しかし、足元では「供給不足が解消し、各社の商品が出そろったことで、1社が先行し、供給不足で店頭に商品を並べば売れる状況ではなくなった」(業界関係者)。フィリップ・モリスの1―3月期決算は、「アイコス」の日本での販売鈍化を主な要因として、事前の市場予想を下回った。
JTはプルーム・テックの営業部隊が企業や飲食店へのアプローチを強化しているほか、フィリップモリスはトラック業界の展示会でアピールするなど、各社とも、紙巻たばこ時代には行わなかったマーケティングを活発化させている。市場が成熟したわけではなく、まだ、拡大途上にあるとの見方は各社とも一致しており、中長期の市場拡大見通しも変更していない。

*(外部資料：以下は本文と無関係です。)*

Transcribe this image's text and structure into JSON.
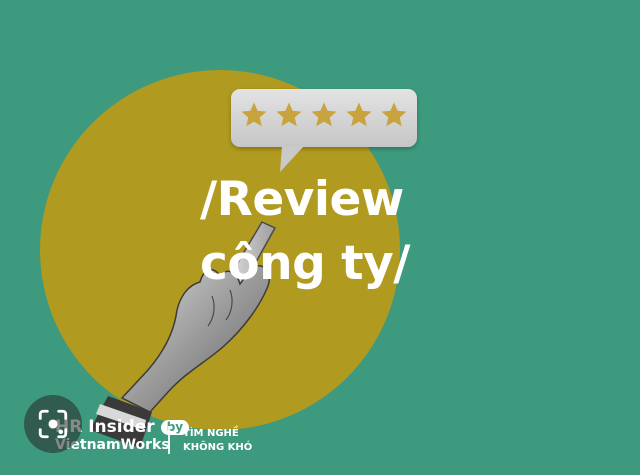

JTは、2018年にたばこ総市場に占める加熱式たばこのシェアが23%(17年は12%)になるとみていたが、この見方は現在も変えていない。英調査会社ユーロモニターによると、2017年の加熱式たばこ市場は約5000億円に達したとみられ、2020年には約9300億円に拡大するとみている。
最後発となったJTも、供給体制が整ったとして、6月4日から「プルーム・テック」の全国販売を開始、いよいよ大手3社が全国でぶつかる。佐々木治道専務執行役員・国内たばこ事業プレジデントはロイターに対し「ついに準備は整った、われわれは反転攻勢に自信を持っている」とコメントしている。
さらにJTは、今年末から来年初をめどに、「プルーム・テックの進化版」と「高温加熱タイプ」の2種の新製品を市場に投入する予定を明らかにしている。他社も、現在販売している製品が最終形態ではなく、さらに進化していくとの見方を示しており、新製品の開発に取り組んでいる。今年10月から5年かけて行われるたばこ増税、それに伴う価格戦略も波乱要因となる可能性を含みながら、新たなステージでの競争は激化していきそうだ。
*見出しを修正して再送します。